Nord: Condamnée pour avoir consulté des sites djihadistes

JUSTICE La mère d’un enfant de six ans a envisagé de rejoindre un djihadiste dans la zone turco-syrienne après s’être radicalisée…

Olivier Aballain

— 

Arras, le 9 janvier 2014. Les cyber-gendarmes de la cellule N-Tech d'Arras.
Arras, le 9 janvier 2014. Les cyber-gendarmes de la cellule N-Tech d'Arras. — M.Libert/20 Minutes

Elle consultait « de façon répétée des sites faisant l’apologie du terrorisme ». On a appris lundi qu’une femme radicalisée de 29 ans avait été condamnée en comparution immédiate pour ces faits, vendredi, par le tribunal correctionnel de Valenciennes, à quatre mois de prison avec sursis.

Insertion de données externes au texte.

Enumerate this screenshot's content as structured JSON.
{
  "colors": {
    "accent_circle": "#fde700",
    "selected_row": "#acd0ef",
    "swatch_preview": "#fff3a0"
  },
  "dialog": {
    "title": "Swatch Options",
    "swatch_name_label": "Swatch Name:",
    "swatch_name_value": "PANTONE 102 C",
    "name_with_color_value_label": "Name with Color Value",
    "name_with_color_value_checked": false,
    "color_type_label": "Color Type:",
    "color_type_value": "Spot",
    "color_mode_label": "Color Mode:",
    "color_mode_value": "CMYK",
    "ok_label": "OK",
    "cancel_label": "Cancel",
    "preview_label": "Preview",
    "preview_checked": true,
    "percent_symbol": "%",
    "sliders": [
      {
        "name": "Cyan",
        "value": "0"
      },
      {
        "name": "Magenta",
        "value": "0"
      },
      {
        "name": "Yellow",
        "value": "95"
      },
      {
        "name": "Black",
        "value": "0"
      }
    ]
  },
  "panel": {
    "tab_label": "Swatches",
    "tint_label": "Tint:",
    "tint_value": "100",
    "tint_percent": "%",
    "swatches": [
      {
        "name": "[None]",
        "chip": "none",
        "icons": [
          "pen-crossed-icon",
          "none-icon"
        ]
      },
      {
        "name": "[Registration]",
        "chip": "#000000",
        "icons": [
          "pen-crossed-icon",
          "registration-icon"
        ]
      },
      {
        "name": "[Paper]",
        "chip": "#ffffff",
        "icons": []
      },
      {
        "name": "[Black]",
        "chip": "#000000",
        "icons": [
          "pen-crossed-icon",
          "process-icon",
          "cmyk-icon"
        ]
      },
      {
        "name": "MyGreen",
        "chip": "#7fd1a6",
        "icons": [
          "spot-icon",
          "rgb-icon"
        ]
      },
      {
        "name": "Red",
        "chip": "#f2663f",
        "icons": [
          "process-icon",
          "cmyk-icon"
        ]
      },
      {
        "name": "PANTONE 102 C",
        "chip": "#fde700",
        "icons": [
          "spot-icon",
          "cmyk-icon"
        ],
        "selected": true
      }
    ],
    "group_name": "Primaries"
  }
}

>> A lire aussi : Une note de la cyberdéfense accuse certains géants du web de «complicité passive» avec Daesh

Selon l’AFP, la jeune femme réside à Haveluy, à l’ouest de Valenciennes, où une perquisition administrative avait été menée le 2 août. Cette perquisition a conduit à la découverte de « divers supports numériques contenant des photographies et documents relatifs à Daesh », d’après les précisions du parquet de Valenciennes.

Mère d’un enfant de six ans

« L’exploitation de ces supports mettait en évidence la consultation régulière de vidéos de propagande djihadiste, ainsi que de nombreuses photos de combattants sur zone, des images de décapitations exécutées par des enfants », a poursuivi le parquet.

Les services du procureur de la République estiment que la jeune femme, mère d’un enfant de six ans et jusque-là inconnue de la justice, s’était « radicalisée » après sa conversion à l’islam, et avait « des velléités de départ en zone turco-syrienne ».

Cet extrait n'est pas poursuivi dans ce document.